OSError: [E050] Can't find model 'en_core_web_lg' – Run python -m spacy download en_core_web_lg. If you are in a Docker container, add this to your Dockerfile.

False positives on short strings – Presidio may flag common words as PERSON or LOCATION in short text. Increase the score threshold or restrict the entity list to reduce noise.
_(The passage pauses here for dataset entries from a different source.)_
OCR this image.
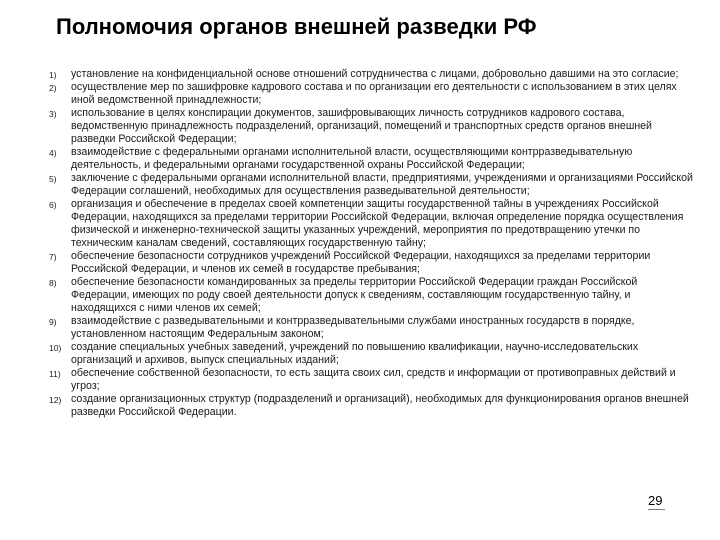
Полномочия органов внешней разведки РФ
1) установление на конфиденциальной основе отношений сотрудничества с лицами, добровольно давшими на это согласие;
2) осуществление мер по зашифровке кадрового состава и по организации его деятельности с использованием в этих целях иной ведомственной принадлежности;
3) использование в целях конспирации документов, зашифровывающих личность сотрудников кадрового состава, ведомственную принадлежность подразделений, организаций, помещений и транспортных средств органов внешней разведки Российской Федерации;
4) взаимодействие с федеральными органами исполнительной власти, осуществляющими контрразведывательную деятельность, и федеральными органами государственной охраны Российской Федерации;
5) заключение с федеральными органами исполнительной власти, предприятиями, учреждениями и организациями Российской Федерации соглашений, необходимых для осуществления разведывательной деятельности;
6) организация и обеспечение в пределах своей компетенции защиты государственной тайны в учреждениях Российской Федерации, находящихся за пределами территории Российской Федерации, включая определение порядка осуществления физической и инженерно-технической защиты указанных учреждений, мероприятия по предотвращению утечки по техническим каналам сведений, составляющих государственную тайну;
7) обеспечение безопасности сотрудников учреждений Российской Федерации, находящихся за пределами территории Российской Федерации, и членов их семей в государстве пребывания;
8) обеспечение безопасности командированных за пределы территории Российской Федерации граждан Российской Федерации, имеющих по роду своей деятельности допуск к сведениям, составляющим государственную тайну, и находящихся с ними членов их семей;
9) взаимодействие с разведывательными и контрразведывательными службами иностранных государств в порядке, установленном настоящим Федеральным законом;
10) создание специальных учебных заведений, учреждений по повышению квалификации, научно-исследовательских организаций и архивов, выпуск специальных изданий;
11) обеспечение собственной безопасности, то есть защита своих сил, средств и информации от противоправных действий и угроз;
12) создание организационных структур (подразделений и организаций), необходимых для функционирования органов внешней разведки Российской Федерации.
29
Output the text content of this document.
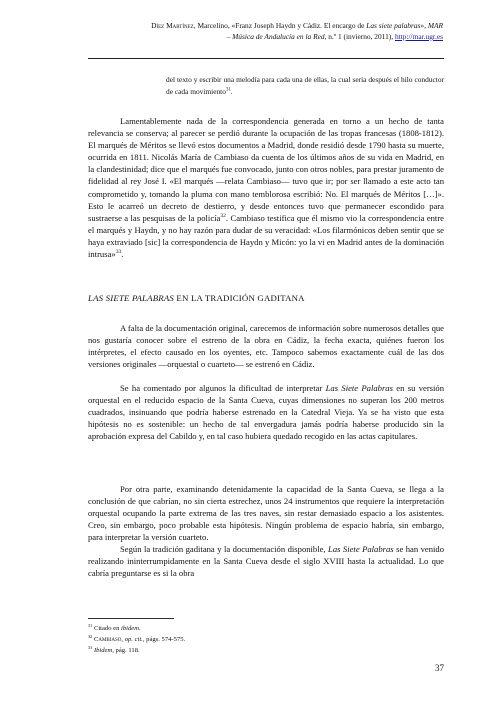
Díez Martínez, Marcelino, «Franz Joseph Haydn y Cádiz. El encargo de Las siete palabras», MAR
– Música de Andalucía en la Red, n.º 1 (invierno, 2011), http://mar.ugr.es
del texto y escribir una melodía para cada una de ellas, la cual sería después el hilo conductor de cada movimiento$^{31}$.

Lamentablemente nada de la correspondencia generada en torno a un hecho de tanta relevancia se conserva; al parecer se perdió durante la ocupación de las tropas francesas (1808-1812). El marqués de Méritos se llevó estos documentos a Madrid, donde residió desde 1790 hasta su muerte, ocurrida en 1811. Nicolás María de Cambiaso da cuenta de los últimos años de su vida en Madrid, en la clandestinidad; dice que el marqués fue convocado, junto con otros nobles, para prestar juramento de fidelidad al rey José I. «El marqués —relata Cambiaso— tuvo que ir; por ser llamado a este acto tan comprometido y, tomando la pluma con mano temblorosa escribió: No. El marqués de Méritos […]». Esto le acarreó un decreto de destierro, y desde entonces tuvo que permanecer escondido para sustraerse a las pesquisas de la policía$^{32}$. Cambiaso testifica que él mismo vio la correspondencia entre el marqués y Haydn, y no hay razón para dudar de su veracidad: «Los filarmónicos deben sentir que se haya extraviado [sic] la correspondencia de Haydn y Micón: yo la vi en Madrid antes de la dominación intrusa»$^{33}$.

LAS SIETE PALABRAS EN LA TRADICIÓN GADITANA

A falta de la documentación original, carecemos de información sobre numerosos detalles que nos gustaría conocer sobre el estreno de la obra en Cádiz, la fecha exacta, quiénes fueron los intérpretes, el efecto causado en los oyentes, etc. Tampoco sabemos exactamente cuál de las dos versiones originales —orquestal o cuarteto— se estrenó en Cádiz.

Se ha comentado por algunos la dificultad de interpretar Las Siete Palabras en su versión orquestal en el reducido espacio de la Santa Cueva, cuyas dimensiones no superan los 200 metros cuadrados, insinuando que podría haberse estrenado en la Catedral Vieja. Ya se ha visto que esta hipótesis no es sostenible: un hecho de tal envergadura jamás podría haberse producido sin la aprobación expresa del Cabildo y, en tal caso hubiera quedado recogido en las actas capitulares.

Por otra parte, examinando detenidamente la capacidad de la Santa Cueva, se llega a la conclusión de que cabrían, no sin cierta estrechez, unos 24 instrumentos que requiere la interpretación orquestal ocupando la parte extrema de las tres naves, sin restar demasiado espacio a los asistentes. Creo, sin embargo, poco probable esta hipótesis. Ningún problema de espacio habría, sin embargo, para interpretar la versión cuarteto.

Según la tradición gaditana y la documentación disponible, Las Siete Palabras se han venido realizando ininterrumpidamente en la Santa Cueva desde el siglo XVIII hasta la actualidad. Lo que cabría preguntarse es si la obra

$^{31}$ Citado en ibidem.
$^{32}$ Cambiaso, op. cit., págs. 574-575.
$^{33}$ Ibidem, pág. 118.
37
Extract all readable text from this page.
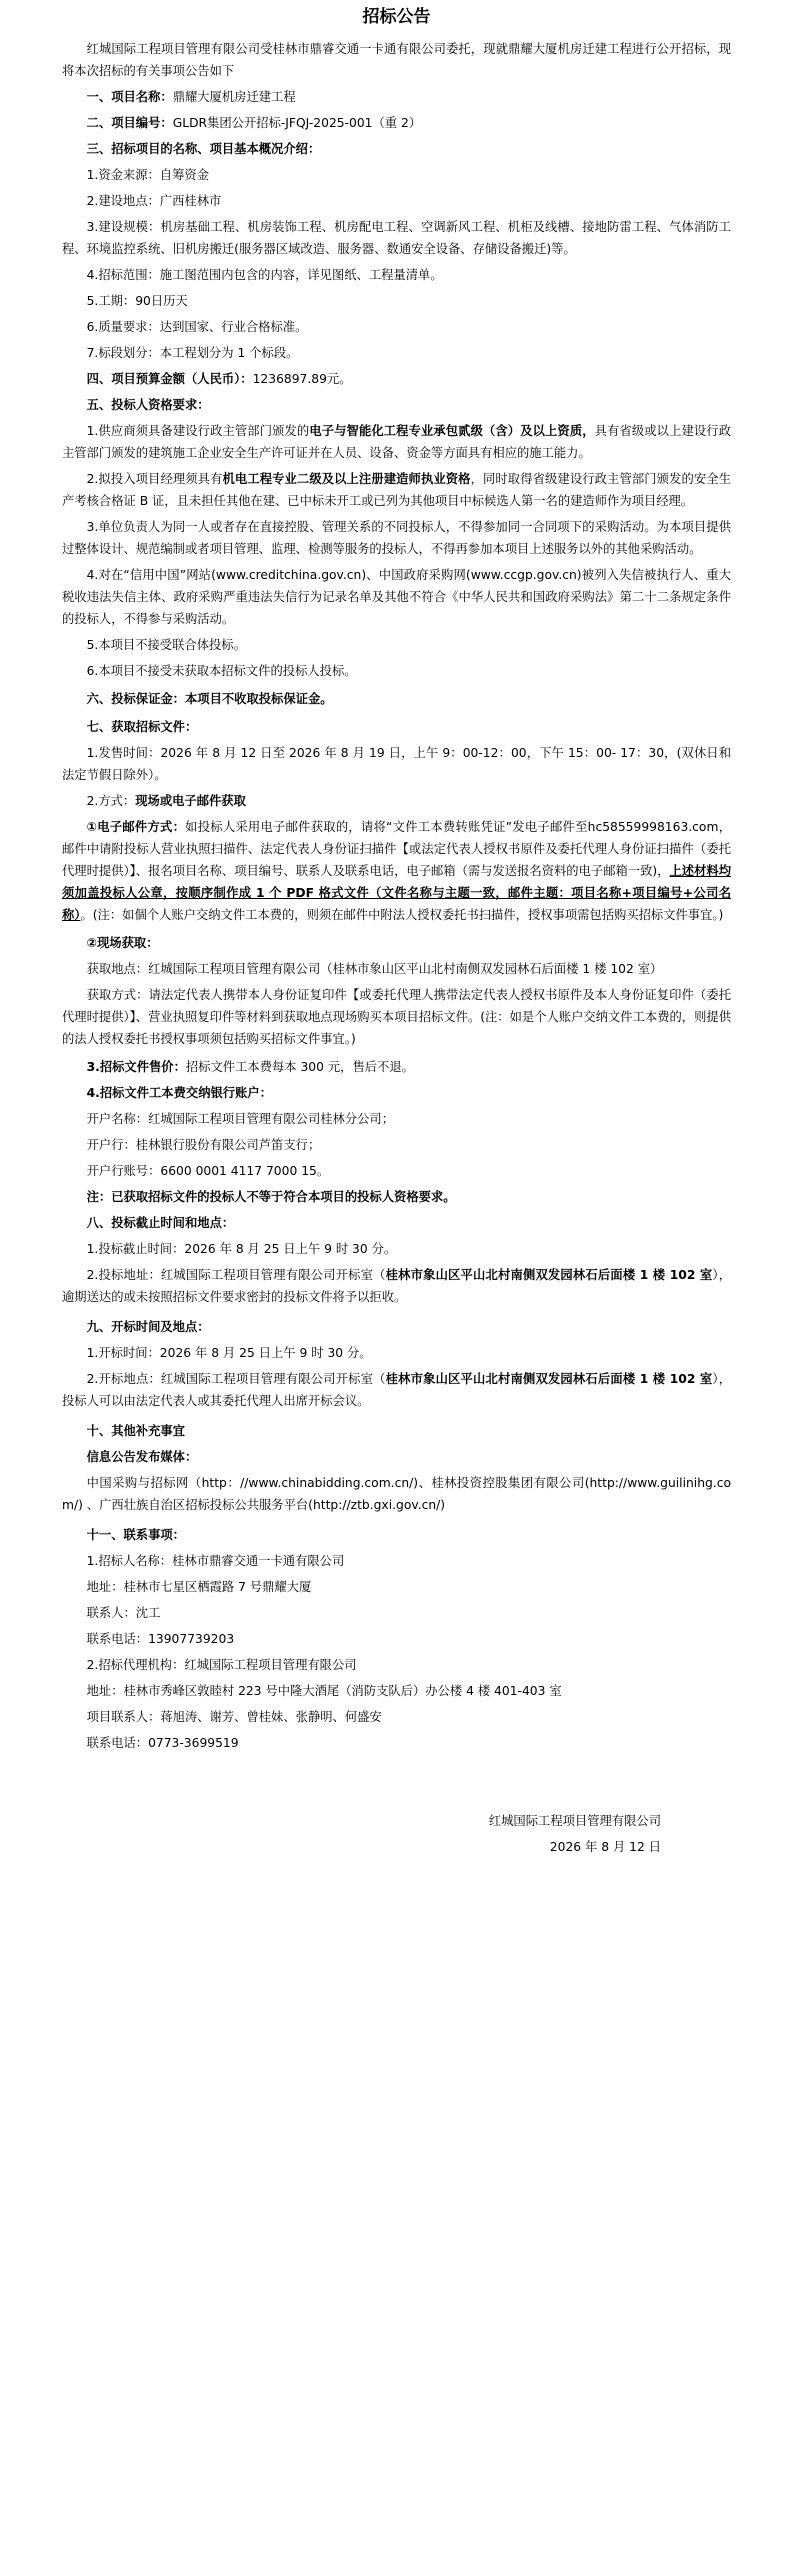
招标公告

红城国际工程项目管理有限公司受桂林市鼎睿交通一卡通有限公司委托，现就鼎耀大厦机房迁建工程进行公开招标，现将本次招标的有关事项公告如下

一、项目名称：鼎耀大厦机房迁建工程

二、项目编号：GLDR集团公开招标-JFQJ-2025-001（重 2）

三、招标项目的名称、项目基本概况介绍：

1.资金来源：自筹资金

2.建设地点：广西桂林市

3.建设规模：机房基础工程、机房装饰工程、机房配电工程、空调新风工程、机柜及线槽、接地防雷工程、气体消防工程、环境监控系统、旧机房搬迁(服务器区域改造、服务器、数通安全设备、存储设备搬迁)等。

4.招标范围：施工图范围内包含的内容，详见图纸、工程量清单。

5.工期：90日历天

6.质量要求：达到国家、行业合格标准。

7.标段划分：本工程划分为 1 个标段。

四、项目预算金额（人民币）：1236897.89元。

五、投标人资格要求：

1.供应商须具备建设行政主管部门颁发的电子与智能化工程专业承包贰级（含）及以上资质，具有省级或以上建设行政主管部门颁发的建筑施工企业安全生产许可证并在人员、设备、资金等方面具有相应的施工能力。

2.拟投入项目经理须具有机电工程专业二级及以上注册建造师执业资格，同时取得省级建设行政主管部门颁发的安全生产考核合格证 B 证，且未担任其他在建、已中标未开工或已列为其他项目中标候选人第一名的建造师作为项目经理。

3.单位负责人为同一人或者存在直接控股、管理关系的不同投标人，不得参加同一合同项下的采购活动。为本项目提供过整体设计、规范编制或者项目管理、监理、检测等服务的投标人，不得再参加本项目上述服务以外的其他采购活动。

4.对在“信用中国”网站(www.creditchina.gov.cn)、中国政府采购网(www.ccgp.gov.cn)被列入失信被执行人、重大税收违法失信主体、政府采购严重违法失信行为记录名单及其他不符合《中华人民共和国政府采购法》第二十二条规定条件的投标人，不得参与采购活动。

5.本项目不接受联合体投标。

6.本项目不接受未获取本招标文件的投标人投标。

六、投标保证金：本项目不收取投标保证金。

七、获取招标文件：

1.发售时间：2026 年 8 月 12 日至 2026 年 8 月 19 日，上午 9：00-12：00，下午 15：00- 17：30，(双休日和法定节假日除外）。

2.方式：现场或电子邮件获取

①电子邮件方式：如投标人采用电子邮件获取的，请将“文件工本费转账凭证”发电子邮件至hc58559998163.com，邮件中请附投标人营业执照扫描件、法定代表人身份证扫描件【或法定代表人授权书原件及委托代理人身份证扫描件（委托代理时提供）】、报名项目名称、项目编号、联系人及联系电话，电子邮箱（需与发送报名资料的电子邮箱一致)，上述材料均须加盖投标人公章，按顺序制作成 1 个 PDF 格式文件（文件名称与主题一致，邮件主题：项目名称+项目编号+公司名称）。(注：如個个人账户交纳文件工本费的，则须在邮件中附法人授权委托书扫描件，授权事项需包括购买招标文件事宜。)

②现场获取：

获取地点：红城国际工程项目管理有限公司（桂林市象山区平山北村南侧双发园林石后面楼 1 楼 102 室）

获取方式：请法定代表人携带本人身份证复印件【或委托代理人携带法定代表人授权书原件及本人身份证复印件（委托代理时提供）】、营业执照复印件等材料到获取地点现场购买本项目招标文件。(注：如是个人账户交纳文件工本费的，则提供的法人授权委托书授权事项须包括购买招标文件事宜。)

3.招标文件售价：招标文件工本费每本 300 元，售后不退。

4.招标文件工本费交纳银行账户：

开户名称：红城国际工程项目管理有限公司桂林分公司；

开户行：桂林银行股份有限公司芦笛支行；

开户行账号：6600 0001 4117 7000 15。

注：已获取招标文件的投标人不等于符合本项目的投标人资格要求。

八、投标截止时间和地点：

1.投标截止时间：2026 年 8 月 25 日上午 9 时 30 分。

2.投标地址：红城国际工程项目管理有限公司开标室（桂林市象山区平山北村南侧双发园林石后面楼 1 楼 102 室），逾期送达的或未按照招标文件要求密封的投标文件将予以拒收。

九、开标时间及地点：

1.开标时间：2026 年 8 月 25 日上午 9 时 30 分。

2.开标地点：红城国际工程项目管理有限公司开标室（桂林市象山区平山北村南侧双发园林石后面楼 1 楼 102 室），投标人可以由法定代表人或其委托代理人出席开标会议。

十、其他补充事宜

信息公告发布媒体：

中国采购与招标网（http：//www.chinabidding.com.cn/)、桂林投资控股集团有限公司(http://www.guilinihg.com/) 、广西壮族自治区招标投标公共服务平台(http://ztb.gxi.gov.cn/)

十一、联系事项：

1.招标人名称：桂林市鼎睿交通一卡通有限公司

地址：桂林市七星区栖霞路 7 号鼎耀大厦

联系人：沈工

联系电话：13907739203

2.招标代理机构：红城国际工程项目管理有限公司

地址：桂林市秀峰区敦睦村 223 号中隆大酒尾（消防支队后）办公楼 4 楼 401-403 室

项目联系人：蒋旭涛、谢芳、曾桂妹、张静明、何盛安

联系电话：0773-3699519

红城国际工程项目管理有限公司

2026 年 8 月 12 日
Memory usage with en_core_web_lg – The large spaCy model uses around 800 MB of RAM. If that is too much, switch to en_core_web_md (about 120 MB) and accept slightly lower NER accuracy. Configure the model in the NlpEngineProvider:

 1
 2
 3
 4
 5
 6
 7
 8
 9
10
11
12
from presidio_analyzer import AnalyzerEngine
from presidio_analyzer.nlp_engine import NlpEngineProvider

configuration = {
    "nlp_engine_name": "spacy",
    "models": [{"lang_code": "en", "model_name": "en_core_web_md"}],
}

provider = NlpEngineProvider(nlp_configuration=configuration)
nlp_engine = provider.create_engine()

analyzer = AnalyzerEngine(nlp_engine=nlp_engine)

When to Use Presidio

Presidio fits well as a preprocessing step before sending text to an LLM, storing user-submitted content, or logging application data. It runs locally, so sensitive text never leaves your infrastructure. For GDPR, HIPAA, or CCPA compliance, pair it with proper data handling policies – Presidio handles detection and redaction, but you still need to define what counts as PII for your use case and validate the results on your actual data.